Last month, we started reporting on a court case before the Suffolk County Superior Court in Massachusetts, which was brought by two non-profits against Sprint. In that case, the two non-profits – Mobile Beacon and Mobile Citizen, had signed a 30-year lease with Clearwire the parent company of the now defunct CLEAR internet service. The lease was to provide data-only internet service to anchor institutions and low-income subscribers. When Sprint acquired Clearwire, it also acquired the lease but moved forward with plans to shut off Clearwire’s WIMAX service, which the two non-profits were the leaseholders on prompting the suit.
Sprint for its part, claims that it offered access to its LTE network as a replacement for the WIMAX service, but both Mobile Beacon and Mobile Citizen claim the LTE was being throttled. According to an injunction signed today by Judge Janet Sanders – the court seems to agree. To wit:
“Plaintiffs have demonstrated a strong likelihood of success on the merits. The balance of harms also favors plaintiffs. This Court’s intent is to put plaintiffs in that position that they would occupy under their existing agreements with Clearwire. It is not to impose affirmative obligations which cannot be feasibly complied with, or to require that Sprint: a) reactivate any parts of the WiMAX service which have already been shut down, or b) provide service which is better than that which ClearWire was contractually obligated to provide.
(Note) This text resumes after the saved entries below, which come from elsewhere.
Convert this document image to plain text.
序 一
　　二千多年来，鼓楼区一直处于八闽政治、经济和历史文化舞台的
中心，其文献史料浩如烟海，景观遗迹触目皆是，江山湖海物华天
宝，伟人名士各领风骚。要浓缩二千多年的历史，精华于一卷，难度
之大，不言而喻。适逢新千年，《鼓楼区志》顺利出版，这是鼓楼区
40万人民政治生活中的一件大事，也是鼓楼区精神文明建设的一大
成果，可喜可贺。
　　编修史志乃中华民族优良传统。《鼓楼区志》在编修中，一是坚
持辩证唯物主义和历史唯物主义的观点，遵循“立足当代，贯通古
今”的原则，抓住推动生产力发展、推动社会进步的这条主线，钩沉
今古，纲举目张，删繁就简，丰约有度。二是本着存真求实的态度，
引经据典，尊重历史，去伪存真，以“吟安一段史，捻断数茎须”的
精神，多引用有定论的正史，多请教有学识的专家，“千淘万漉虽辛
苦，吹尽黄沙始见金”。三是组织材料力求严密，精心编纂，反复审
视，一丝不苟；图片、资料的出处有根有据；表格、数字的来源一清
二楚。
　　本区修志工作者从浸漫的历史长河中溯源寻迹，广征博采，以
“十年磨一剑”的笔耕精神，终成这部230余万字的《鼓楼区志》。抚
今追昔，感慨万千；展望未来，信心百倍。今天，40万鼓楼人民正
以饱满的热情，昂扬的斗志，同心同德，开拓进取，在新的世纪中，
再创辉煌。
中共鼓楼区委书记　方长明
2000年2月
A detailed Memorandum of Decision will be issued as soon as possible to explain further the Court’s reasoning.”
The injunction will effectively prohibit Sprint from ending the service Mobile Beacon and Mobile Citizen already use, which was to be shut off at midnight tonight. The emergency relief orders Sprint to maintain the WiMax network in certain areas for 90 days to allow Mobile Beacon and Mobile Citizen time to migrate their users to Sprint’s LTE network.